Summary: Seek first - its about priorities, not about worry
What Pulls The Train
This past week, several of us attended a leadership conference – linked via satellite to over 38 000 Christian leaders. Conferences are almost always great experiences, getting refreshed and inspired and enlightened, learning that PowerPoint can get messed up even in front of 38 000, see that even these huge big-name experts lose their place in the middle of their sermon, world-famous worship leaders sometimes sing the wrong lyrics, and see, above all, that God still works. He still speaks, He still draws us closer to Himself and places within us a fresh understanding of His passion for all His children, as one of the speakers noted, His lost kids and His found kids. And a fresh passion to lead people to God.
It was good timing for me. Leadership conferences tend to talk a lot about vision – specifically about casting it and celebrating it and living it. They tend to talk about getting back to the important things, the reasons for existing, the reason to get out of bed in the morning and plow through another day. The reasons to face the struggles and the joys, and the reasons to press on. That was good timing.
This afternoon is my ordination service, which I hope you can all attend – since it is you as a body who will actually ordain me! At least, I hope some of you can come or else I’m in big trouble… The conference brought me back to that central question: why am I in this? What is it we are pursuing? What is God’s vision, what are we striving for? Niels asked a similar question in an email earlier this week, inquiring if there was a particular verse of Scripture that I felt kind of summed up my call. I thought of it pretty quick, but had to hunt for the reference – it is in the OT story of Balaam: Numbers 22:28a “And the LORD opened the mouth of the ass” (KJV).

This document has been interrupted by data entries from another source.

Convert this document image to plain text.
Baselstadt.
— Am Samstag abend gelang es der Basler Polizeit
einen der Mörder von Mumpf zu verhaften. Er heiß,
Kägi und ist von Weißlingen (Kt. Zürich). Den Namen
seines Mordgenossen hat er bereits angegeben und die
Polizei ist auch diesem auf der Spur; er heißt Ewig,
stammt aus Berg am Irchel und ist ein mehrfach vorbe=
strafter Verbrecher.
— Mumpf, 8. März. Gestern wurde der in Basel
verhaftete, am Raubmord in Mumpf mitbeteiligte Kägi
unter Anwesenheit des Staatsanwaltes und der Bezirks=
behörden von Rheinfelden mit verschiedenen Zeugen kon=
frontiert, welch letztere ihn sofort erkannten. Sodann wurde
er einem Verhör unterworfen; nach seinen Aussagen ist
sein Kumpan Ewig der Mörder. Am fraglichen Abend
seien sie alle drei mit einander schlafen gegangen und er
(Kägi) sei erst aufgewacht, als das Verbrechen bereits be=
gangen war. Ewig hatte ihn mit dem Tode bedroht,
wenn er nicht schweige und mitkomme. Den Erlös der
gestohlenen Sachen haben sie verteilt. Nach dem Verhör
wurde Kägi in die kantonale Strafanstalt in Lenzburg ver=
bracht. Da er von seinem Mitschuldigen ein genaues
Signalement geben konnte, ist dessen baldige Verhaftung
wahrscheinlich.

Well I don’t really have a “life-verse,” as some people do, but there are a couple that have sure been hitting home consistently. They bring perspective and clarity and vision. Ask the question “what is most important” and my answer is to seek first the Kingdom of God – I’ll read that verse in a moment. Ask “how do we do that” and my answer is to love God and to love your neighbour. Ask how we do that as a church and I’ll tell you quick that we love God through a weekly party of worship – a festival celebrating who He is and what He is doing; and that we love God’s lost kids by being a hospital for dying souls and we love God’s found kids by being a greenhouse that nurtures growth to fruitfulness.
Because that is the Kingdom of God. It is about loving God and loving others. It is about God reigning in our lives and changing us and using us in His Kingdom. It is not my Kingdom, it is God’s Kingdom. And it is a good thing! I start thinking, “God, Your Kingdom should be huge!” and God says, “The Kingdom of God is like a mustard seed.” I say, “God, Your Kingdom should be about fairness!” and God says, “The Kingdom of God is like the master of a vineyard whose grace was scandalous and abundant even to the worker who only contributed an hour.” I say, “God, Your Kingdom should come in mighty power and wipe evil and opposition off the face of the planet instantly!” and God says, “let the wheat and the weeds grow together until the harvest, and then I’ll sort it out.”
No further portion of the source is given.